Midwest manufacturing activity fell to its lowest level since July 2009, according to the latest Chicago Business Barometer. The index formerly known as the Chicago Purchasing Managers Index, and an affiliate of the Institute of Supply Management (ISM), tumbled to 45.8 in February from January’s 59.4.
The closely-watched barometer fell below the 50-point threshold, which indicates that business activity is contracting for the first time since April 2013. The sharp fall in business activity in February came as Production, New Orders, Order Backlogs and Employment all saw double digit losses.
ISM said the West Coast port strike and the harsh winter “probably had a negative impact in February,” though it is difficult to gauge the magnitude if any at all.

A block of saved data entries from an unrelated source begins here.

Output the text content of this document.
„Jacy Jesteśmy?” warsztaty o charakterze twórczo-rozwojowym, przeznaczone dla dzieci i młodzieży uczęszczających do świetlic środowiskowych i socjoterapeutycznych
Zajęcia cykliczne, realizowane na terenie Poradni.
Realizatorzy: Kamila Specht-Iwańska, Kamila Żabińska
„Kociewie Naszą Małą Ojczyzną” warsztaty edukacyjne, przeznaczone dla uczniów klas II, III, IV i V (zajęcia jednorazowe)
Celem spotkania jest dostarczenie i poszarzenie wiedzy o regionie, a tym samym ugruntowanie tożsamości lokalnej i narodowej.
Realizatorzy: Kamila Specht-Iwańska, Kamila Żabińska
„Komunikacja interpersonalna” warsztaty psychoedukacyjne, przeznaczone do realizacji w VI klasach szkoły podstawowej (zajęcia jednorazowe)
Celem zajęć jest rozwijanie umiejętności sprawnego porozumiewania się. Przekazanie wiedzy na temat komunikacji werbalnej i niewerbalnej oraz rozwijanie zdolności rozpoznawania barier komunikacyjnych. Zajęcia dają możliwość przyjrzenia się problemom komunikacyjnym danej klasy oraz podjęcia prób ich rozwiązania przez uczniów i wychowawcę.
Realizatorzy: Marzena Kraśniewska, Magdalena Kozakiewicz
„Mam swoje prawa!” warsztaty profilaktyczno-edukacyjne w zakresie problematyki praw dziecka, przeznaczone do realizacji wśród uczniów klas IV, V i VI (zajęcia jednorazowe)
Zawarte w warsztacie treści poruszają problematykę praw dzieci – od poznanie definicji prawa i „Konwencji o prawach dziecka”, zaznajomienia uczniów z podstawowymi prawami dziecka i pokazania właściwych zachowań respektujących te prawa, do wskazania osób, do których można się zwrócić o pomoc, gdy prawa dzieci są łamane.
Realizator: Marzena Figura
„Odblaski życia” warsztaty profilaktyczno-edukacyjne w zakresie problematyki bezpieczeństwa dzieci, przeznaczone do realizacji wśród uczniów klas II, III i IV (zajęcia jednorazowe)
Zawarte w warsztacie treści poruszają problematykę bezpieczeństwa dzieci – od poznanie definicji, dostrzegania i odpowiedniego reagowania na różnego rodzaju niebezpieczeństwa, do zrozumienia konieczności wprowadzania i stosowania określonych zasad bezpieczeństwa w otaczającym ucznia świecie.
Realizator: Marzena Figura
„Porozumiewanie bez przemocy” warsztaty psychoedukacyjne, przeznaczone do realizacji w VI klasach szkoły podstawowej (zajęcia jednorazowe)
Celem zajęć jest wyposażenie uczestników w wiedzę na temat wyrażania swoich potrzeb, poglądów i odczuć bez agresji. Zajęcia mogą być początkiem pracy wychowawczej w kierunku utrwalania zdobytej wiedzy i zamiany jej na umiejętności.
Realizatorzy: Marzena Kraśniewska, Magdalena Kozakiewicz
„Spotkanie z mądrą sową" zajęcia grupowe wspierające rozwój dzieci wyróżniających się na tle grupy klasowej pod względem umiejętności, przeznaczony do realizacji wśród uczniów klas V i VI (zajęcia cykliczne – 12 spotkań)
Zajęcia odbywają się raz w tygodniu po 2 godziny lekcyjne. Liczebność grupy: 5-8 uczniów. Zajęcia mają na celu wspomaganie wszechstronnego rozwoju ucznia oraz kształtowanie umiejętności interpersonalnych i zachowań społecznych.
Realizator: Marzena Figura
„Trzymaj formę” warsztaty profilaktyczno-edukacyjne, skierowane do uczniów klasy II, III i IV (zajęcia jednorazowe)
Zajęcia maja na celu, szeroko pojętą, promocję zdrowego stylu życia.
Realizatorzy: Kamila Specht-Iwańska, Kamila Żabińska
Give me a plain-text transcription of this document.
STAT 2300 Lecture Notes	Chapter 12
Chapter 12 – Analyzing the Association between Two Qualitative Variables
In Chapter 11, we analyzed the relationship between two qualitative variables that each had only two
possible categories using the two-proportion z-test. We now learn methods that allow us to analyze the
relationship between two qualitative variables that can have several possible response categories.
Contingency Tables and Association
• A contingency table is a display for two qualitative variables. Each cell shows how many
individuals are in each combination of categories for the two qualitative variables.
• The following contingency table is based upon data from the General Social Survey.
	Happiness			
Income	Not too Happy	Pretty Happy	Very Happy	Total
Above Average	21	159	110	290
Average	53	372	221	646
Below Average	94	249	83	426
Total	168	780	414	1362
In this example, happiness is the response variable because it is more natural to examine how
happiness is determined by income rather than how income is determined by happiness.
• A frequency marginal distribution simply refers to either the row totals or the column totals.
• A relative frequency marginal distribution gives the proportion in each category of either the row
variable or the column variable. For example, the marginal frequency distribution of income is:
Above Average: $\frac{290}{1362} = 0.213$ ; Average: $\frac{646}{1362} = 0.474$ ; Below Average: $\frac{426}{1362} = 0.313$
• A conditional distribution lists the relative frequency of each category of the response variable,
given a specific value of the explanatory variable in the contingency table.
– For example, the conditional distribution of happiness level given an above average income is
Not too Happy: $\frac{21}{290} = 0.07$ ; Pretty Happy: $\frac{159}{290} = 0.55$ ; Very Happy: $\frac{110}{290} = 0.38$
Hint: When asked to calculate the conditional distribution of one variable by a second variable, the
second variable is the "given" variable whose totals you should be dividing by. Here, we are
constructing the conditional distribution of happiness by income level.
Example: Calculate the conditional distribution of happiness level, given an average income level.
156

“It’s difficult to reconcile the very sharp drop in the Barometer with the recent firm tone of the survey,” said Philip Uglow, chief economist of MNI Indicators,. There’s some evidence to point to special factors such as the port strike and the weather, although we’ll need to see the March data to get a better picture of underlying growth.”
The report also indicated that organized labor has negatively impacted manufacturing activity, particularly over the ongoing strike over more benefits:
Supplier Deliveries was the only component to increase between January and February with the port strike at least partly to blame. Unseasonably cold weather and the extreme blizzards seen on the East Coast also had an impact.
Purchasing managers reported days to source capital equipment were at the highest level since March 2008. New Orders suffered the largest monthly decline on record, leaving them at the lowest since June 2009. Lower order intake and output levels led to a double digit decline in Employment which last month increased markedly to a 14 month high.